The president, however, rejected Cheney's advice and obtained resolutions from the House and Senate approving the use of the military. "It was the right thing to do, and I told him that later," Cheney said.

But the vice president said he believes the former president should have used the U.S. military to eject Saddam Hussein's army from Kuwait even if Congress had voted against military action. "I firmly believe to this day even if the Congress had voted no we had no option but to proceed," he said, adding that the Constitution, which makes the president the commander in chief of the armed forces, provides sufficient legal authority to launch a war.

He noted that the current President Bush won congressional resolutions for the military invasions of Afghanistan in 2001 and Iraq in 2003, and said that "worked reasonably well."

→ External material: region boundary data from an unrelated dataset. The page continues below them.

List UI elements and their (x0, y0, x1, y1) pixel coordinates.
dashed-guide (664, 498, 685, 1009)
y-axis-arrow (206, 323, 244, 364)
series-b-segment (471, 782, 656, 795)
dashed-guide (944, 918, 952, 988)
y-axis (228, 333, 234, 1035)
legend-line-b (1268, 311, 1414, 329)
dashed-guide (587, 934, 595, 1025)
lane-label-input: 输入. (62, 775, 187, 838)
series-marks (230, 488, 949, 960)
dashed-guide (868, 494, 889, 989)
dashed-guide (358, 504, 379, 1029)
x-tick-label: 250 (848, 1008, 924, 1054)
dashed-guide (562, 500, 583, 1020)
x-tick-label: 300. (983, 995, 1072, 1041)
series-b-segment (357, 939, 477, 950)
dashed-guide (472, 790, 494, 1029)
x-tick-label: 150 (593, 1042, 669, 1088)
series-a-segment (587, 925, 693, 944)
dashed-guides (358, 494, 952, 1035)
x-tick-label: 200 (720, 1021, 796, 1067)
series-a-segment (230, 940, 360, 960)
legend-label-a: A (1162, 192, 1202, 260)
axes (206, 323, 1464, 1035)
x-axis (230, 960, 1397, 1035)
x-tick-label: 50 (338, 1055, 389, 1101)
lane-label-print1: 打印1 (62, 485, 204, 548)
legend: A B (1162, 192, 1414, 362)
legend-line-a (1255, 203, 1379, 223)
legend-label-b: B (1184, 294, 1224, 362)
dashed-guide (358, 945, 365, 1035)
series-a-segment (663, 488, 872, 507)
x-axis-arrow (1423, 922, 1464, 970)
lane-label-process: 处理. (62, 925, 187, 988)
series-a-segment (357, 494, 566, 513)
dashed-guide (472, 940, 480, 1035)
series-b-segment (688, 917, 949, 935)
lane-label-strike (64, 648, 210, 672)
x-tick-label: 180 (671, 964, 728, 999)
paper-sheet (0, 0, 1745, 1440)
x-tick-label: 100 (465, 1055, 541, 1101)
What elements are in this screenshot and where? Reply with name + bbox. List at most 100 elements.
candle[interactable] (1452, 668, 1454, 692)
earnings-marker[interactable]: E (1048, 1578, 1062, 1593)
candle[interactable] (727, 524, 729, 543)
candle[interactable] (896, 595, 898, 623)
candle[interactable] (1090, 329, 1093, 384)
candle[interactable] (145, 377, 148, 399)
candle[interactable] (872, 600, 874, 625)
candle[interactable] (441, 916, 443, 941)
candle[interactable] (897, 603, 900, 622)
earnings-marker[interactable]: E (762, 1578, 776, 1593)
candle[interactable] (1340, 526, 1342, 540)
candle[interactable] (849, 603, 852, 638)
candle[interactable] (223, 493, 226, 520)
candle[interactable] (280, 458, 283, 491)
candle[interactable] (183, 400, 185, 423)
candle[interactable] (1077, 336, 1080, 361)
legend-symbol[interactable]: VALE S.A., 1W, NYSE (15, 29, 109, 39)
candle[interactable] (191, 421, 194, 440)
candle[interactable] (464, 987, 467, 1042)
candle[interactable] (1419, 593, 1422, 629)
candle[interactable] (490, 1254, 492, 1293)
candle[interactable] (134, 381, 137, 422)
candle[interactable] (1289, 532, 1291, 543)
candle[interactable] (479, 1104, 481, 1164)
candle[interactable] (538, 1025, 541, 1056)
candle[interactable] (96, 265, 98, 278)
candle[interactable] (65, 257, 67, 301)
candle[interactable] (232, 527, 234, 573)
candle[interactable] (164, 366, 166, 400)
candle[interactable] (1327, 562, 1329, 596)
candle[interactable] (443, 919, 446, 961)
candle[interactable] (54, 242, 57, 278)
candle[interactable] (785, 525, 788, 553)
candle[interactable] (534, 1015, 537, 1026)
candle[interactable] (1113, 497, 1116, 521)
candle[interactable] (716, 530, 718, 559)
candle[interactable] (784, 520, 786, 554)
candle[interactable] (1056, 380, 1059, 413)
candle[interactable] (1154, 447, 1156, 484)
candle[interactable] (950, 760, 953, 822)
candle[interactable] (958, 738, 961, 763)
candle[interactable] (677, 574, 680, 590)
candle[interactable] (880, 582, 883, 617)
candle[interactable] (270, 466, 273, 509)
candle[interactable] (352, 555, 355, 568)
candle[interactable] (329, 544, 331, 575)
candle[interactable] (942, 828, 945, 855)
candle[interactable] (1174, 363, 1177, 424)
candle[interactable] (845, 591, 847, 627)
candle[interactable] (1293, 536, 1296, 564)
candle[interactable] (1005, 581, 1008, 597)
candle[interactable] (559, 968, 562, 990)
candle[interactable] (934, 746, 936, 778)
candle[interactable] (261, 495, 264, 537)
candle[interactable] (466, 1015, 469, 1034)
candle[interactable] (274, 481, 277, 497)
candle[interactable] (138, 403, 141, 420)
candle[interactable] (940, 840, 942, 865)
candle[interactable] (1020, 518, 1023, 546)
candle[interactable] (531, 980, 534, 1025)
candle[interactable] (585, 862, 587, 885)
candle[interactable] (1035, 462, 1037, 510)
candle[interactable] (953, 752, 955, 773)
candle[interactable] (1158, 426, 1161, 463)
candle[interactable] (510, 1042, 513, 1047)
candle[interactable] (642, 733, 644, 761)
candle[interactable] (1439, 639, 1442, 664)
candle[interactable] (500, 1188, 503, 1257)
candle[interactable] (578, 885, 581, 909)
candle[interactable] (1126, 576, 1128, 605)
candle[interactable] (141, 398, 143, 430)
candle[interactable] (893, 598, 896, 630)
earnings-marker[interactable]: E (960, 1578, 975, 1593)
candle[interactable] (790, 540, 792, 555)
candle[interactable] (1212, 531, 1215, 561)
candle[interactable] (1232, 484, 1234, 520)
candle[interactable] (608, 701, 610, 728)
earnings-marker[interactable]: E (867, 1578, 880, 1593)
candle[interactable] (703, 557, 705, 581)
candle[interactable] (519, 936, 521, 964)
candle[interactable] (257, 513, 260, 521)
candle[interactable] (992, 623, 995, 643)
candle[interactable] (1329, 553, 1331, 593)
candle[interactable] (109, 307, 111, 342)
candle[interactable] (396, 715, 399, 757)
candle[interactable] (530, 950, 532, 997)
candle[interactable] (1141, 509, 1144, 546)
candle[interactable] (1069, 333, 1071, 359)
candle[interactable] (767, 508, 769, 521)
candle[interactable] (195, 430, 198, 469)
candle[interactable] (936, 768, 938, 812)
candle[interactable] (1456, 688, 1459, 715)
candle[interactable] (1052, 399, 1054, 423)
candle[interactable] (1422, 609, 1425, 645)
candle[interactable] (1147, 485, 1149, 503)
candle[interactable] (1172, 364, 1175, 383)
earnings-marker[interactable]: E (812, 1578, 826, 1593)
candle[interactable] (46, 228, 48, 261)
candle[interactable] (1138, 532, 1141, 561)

Cheney said the changes enacted by Congress after Watergate had a negative impact on the presidency. "I'm not sure that that justified reducing or restricting presidential power and authority or making changes in the fundamental institutional balance between the two."

Ford, who was also interviewed for "Inside the Presidency," which was produced in conjunction with the Washington Post, echoed Cheney's concern that Congress placed too many restrictions on presidential decisions during his time in office.

Former president Jimmy Carter, also interviewed for the television program, said external events, such as the Iranian hostage crisis that began in 1979 when 52 Americans were held, often hampered him as president. But he said he worries about a new imperial presidency. "I think nowadays, there's a tendency to isolate the president, to exalt the president, to make it almost unpatriotic to criticize the president," Carter said. "I think this is a trend that causes me some concern."

Carter also made clear his differences with Bush over the Iraq war. "I worship the prince of peace," he said, "not the prince of war. And to launch a war that might take 50,000 Iraqi lives and so forth, I think 1,300 American lives, unnecessarily, I believe still unnecessarily, based completely on false premises, does contradict my own standard of religious faith."

Cheney said: "America's been enormously fortunate over the years to have the kind of people that the system produces as presidents."

Asked if he was including Carter and Bill Clinton in his praise, he said, "I obviously have varying judgments on various presidents. But I think as a general proposition we get individuals who are well-intentioned, who are committed to doing what they think is in the best interest of the country."

Cheney said that 2004 was his last political campaign. "I ran eight times, and we never lost when I was on the ballot, so I don't plan to run again."

History has been cheated after Watergate, he said. "The investigations that have occurred over the years, the role of the special prosecutors and so forth have dried up a major source for history."

"I don't keep a diary," he said, adding that he also does not use e-mail. "And I don't write letters."

So where is the record?

"It's all right up here," he said, pointing to his head. "And I suppose that'll fade over the years."

--Researcher Christine Parthemore contributed to this report.